Okres rozliczeniowy pracowników służby zdrowia objętych równoważnym systemem czasu pracy nie może przekraczać miesiąca. W szczególnie uzasadnionych przypadkach okres rozliczeniowy może być przedłużony, nie więcej jednak niż do czterech miesięcy (art. 94 ust. 1 pkt 4 ustawy). Taki rozkład czasu pracy powinien być stosowany na podstawie harmonogramów pracy ustalanych dla przyjętego okresu rozliczeniowego. Określają one dni i godziny pracy oraz dni wolne od zadań dla zatrudnionych.
Jak z urlopem
Przy okazji tej zmiany i ewentualnego wyznaczenia pracownikom medycznym dłuższych dniówek należy pamiętać o właściwym udzielaniu im urlopu wypoczynkowego. Jeśli miałby on przypadać na taki dzień, kiedy pracownik ma 12-godzinną aktywność, z jego puli urlopowej należy właśnie tyle odjąć. Natomiast z dnia z krótszą pracą na poczet wakacji ujmuje się siedem godzin 35 minut.

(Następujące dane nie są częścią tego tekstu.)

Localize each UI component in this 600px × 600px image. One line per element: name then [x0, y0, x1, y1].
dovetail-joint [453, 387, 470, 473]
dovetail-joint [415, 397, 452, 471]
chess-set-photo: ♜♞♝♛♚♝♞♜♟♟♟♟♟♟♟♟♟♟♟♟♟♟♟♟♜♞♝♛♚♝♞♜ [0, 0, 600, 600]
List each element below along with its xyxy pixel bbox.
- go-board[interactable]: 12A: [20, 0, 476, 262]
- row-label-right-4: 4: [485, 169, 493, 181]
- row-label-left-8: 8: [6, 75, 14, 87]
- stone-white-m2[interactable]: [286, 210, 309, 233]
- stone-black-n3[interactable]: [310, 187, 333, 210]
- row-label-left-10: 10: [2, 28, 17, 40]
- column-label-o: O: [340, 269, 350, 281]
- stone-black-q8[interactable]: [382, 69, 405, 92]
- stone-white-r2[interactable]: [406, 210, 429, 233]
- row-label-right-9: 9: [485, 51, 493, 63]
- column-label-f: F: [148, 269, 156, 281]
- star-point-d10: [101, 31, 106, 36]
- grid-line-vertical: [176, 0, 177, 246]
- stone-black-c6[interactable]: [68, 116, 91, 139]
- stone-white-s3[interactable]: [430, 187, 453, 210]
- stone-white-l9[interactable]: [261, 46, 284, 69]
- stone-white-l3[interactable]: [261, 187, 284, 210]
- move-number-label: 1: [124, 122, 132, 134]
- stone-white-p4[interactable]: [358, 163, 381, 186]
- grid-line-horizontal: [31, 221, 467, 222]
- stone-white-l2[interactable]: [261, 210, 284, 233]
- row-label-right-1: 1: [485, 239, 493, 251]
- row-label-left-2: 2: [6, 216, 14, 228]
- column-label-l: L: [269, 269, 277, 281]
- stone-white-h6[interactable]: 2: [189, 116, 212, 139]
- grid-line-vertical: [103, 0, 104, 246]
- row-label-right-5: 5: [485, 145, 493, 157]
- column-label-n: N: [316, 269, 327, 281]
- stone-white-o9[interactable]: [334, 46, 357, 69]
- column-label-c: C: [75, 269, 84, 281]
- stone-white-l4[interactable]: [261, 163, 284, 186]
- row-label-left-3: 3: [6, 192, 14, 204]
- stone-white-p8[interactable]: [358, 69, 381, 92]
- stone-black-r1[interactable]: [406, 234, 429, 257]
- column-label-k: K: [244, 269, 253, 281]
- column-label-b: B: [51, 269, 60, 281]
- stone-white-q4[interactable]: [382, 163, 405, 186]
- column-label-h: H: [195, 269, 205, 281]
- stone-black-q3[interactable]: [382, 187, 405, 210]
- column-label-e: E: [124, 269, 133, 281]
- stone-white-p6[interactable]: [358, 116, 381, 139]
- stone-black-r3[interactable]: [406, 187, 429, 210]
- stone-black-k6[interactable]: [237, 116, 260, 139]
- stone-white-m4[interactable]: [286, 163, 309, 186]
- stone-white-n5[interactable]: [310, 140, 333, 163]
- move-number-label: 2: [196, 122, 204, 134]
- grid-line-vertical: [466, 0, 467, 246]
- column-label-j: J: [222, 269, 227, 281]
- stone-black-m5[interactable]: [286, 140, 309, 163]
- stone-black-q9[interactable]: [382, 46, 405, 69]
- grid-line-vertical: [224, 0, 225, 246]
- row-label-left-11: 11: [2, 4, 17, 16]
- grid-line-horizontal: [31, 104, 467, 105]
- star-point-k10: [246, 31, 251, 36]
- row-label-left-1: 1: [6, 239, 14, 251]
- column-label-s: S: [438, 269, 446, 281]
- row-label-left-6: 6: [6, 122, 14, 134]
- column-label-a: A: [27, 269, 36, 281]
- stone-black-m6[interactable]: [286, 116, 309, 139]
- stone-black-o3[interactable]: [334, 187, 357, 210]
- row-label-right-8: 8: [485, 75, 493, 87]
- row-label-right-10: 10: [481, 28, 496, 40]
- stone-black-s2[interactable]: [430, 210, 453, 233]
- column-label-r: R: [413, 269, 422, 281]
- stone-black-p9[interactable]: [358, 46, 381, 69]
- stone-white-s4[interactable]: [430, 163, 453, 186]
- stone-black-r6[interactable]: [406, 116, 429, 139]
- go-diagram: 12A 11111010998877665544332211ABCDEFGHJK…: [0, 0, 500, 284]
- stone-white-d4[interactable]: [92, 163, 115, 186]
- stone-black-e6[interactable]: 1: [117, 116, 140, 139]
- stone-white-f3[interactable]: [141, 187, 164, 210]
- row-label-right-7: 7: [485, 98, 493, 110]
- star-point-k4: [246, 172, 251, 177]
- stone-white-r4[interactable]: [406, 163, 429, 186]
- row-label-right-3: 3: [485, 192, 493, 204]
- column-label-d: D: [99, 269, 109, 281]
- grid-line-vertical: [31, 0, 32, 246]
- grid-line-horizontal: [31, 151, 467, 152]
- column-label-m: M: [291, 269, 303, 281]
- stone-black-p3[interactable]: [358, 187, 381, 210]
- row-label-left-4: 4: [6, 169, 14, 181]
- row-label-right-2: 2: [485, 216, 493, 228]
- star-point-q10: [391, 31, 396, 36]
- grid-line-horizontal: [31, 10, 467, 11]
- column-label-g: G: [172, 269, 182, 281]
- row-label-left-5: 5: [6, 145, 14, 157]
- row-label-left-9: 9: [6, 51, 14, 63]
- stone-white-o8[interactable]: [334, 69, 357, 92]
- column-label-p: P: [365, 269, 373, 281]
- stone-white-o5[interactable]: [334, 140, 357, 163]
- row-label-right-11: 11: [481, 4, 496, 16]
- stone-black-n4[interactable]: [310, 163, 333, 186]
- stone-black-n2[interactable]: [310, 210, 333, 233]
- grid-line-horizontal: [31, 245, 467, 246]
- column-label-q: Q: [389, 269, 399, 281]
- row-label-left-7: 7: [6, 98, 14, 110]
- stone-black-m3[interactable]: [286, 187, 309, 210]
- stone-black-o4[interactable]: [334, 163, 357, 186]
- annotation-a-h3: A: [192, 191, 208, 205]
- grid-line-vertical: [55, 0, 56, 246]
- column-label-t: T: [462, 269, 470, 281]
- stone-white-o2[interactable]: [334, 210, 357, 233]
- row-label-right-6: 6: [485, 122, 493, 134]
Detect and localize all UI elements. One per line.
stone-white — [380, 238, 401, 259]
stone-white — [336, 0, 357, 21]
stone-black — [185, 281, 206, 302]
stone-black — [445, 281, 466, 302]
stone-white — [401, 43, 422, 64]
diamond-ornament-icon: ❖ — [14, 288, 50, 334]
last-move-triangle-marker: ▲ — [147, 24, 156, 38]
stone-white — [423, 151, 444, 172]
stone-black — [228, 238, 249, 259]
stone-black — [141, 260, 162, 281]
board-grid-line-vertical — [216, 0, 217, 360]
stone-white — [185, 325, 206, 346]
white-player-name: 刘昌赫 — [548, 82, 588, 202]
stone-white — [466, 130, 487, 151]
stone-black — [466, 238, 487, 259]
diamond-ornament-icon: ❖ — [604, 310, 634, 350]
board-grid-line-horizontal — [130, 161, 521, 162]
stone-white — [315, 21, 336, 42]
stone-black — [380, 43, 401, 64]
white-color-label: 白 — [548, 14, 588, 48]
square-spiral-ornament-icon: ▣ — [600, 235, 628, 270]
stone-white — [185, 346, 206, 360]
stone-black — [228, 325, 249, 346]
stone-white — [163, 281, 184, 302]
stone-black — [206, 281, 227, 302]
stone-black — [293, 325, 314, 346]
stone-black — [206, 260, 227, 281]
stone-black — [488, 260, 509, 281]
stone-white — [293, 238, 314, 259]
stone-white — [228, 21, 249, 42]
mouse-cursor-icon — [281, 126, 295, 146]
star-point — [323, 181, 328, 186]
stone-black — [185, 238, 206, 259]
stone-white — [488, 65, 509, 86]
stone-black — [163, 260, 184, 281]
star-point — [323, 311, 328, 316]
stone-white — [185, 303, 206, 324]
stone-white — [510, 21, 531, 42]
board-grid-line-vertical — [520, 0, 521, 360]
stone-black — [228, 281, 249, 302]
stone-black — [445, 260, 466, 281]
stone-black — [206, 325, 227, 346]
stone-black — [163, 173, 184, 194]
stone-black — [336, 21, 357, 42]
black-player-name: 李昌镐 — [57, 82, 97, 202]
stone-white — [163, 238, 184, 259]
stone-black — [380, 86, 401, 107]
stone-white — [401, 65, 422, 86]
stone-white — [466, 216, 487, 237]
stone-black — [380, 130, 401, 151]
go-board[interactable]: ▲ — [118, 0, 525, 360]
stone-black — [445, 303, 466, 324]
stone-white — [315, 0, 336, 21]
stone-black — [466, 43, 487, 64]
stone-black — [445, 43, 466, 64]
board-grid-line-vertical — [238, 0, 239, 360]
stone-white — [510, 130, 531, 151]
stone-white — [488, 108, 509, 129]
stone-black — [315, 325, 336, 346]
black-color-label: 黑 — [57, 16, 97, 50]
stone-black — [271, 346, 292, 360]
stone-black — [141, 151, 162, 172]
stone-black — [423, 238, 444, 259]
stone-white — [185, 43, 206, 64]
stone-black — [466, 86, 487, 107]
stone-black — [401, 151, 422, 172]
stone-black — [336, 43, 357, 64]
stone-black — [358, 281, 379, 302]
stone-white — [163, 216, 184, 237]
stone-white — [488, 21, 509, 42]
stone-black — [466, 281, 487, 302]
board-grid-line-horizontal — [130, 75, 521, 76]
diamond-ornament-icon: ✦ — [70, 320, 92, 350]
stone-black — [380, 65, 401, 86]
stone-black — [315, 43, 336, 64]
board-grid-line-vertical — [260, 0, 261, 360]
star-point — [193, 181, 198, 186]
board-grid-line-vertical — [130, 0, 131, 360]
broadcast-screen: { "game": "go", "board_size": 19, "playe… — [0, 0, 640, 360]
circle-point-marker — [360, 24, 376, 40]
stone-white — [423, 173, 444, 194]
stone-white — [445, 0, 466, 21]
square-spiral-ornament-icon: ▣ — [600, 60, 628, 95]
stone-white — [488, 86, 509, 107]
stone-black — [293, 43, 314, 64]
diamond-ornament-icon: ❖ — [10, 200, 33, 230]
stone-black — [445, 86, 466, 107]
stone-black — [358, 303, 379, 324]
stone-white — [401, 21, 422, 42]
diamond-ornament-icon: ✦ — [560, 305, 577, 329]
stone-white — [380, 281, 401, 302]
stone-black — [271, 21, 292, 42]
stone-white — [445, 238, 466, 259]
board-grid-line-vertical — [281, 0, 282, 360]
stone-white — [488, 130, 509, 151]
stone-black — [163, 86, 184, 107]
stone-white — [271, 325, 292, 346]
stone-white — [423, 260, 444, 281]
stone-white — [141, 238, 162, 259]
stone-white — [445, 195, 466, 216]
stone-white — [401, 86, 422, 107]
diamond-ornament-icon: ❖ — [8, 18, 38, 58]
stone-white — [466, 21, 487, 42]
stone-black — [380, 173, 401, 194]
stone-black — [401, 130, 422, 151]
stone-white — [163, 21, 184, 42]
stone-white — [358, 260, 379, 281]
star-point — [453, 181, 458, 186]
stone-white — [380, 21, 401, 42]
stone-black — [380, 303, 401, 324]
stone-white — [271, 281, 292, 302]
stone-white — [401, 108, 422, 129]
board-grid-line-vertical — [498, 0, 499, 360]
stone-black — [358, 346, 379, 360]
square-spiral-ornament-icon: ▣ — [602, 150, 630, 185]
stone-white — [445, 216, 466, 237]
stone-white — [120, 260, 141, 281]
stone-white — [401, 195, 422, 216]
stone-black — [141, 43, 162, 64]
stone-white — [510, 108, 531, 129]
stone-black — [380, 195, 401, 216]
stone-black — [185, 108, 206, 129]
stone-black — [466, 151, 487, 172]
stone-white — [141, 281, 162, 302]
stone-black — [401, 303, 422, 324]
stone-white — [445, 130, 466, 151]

Dokładność i skrupulatność są tu szczególnie wskazane, gdyż przez długie lata dla takich osób dzień wypoczynku odpowiadał pięciu godzinom. Ponadto bezpodstawne obniżanie wymiaru urlopu to wykroczenie przeciwko prawom pracownika określone w art. 282 § 1 pkt 2 k.p., dla pracodawcy zagrożone grzywną od 1 tys. do 30 tys. zł.
Kłopot z datą
Ponieważ obniżone normy czasu pracy obowiązują np. radiologów czy patomorfologów do 1 lipca 2014 r. włącznie, to w większości placówek ich zmiana nastąpi w trakcie okresu rozliczeniowego. To oznacza, że jeszcze w pierwszym dniu tego miesiąca muszą pracować pięć godzin na dobę, a dopiero nazajutrz mogą mieć 7 godzin i 35 minut czy 12 godzin aktywności. Warunkiem jest zrównoważenie tych bardziej wytężonych okresów pracy w innych tygodniach okresu rozliczeniowego, kiedy radiolodzy będą pracować mniej.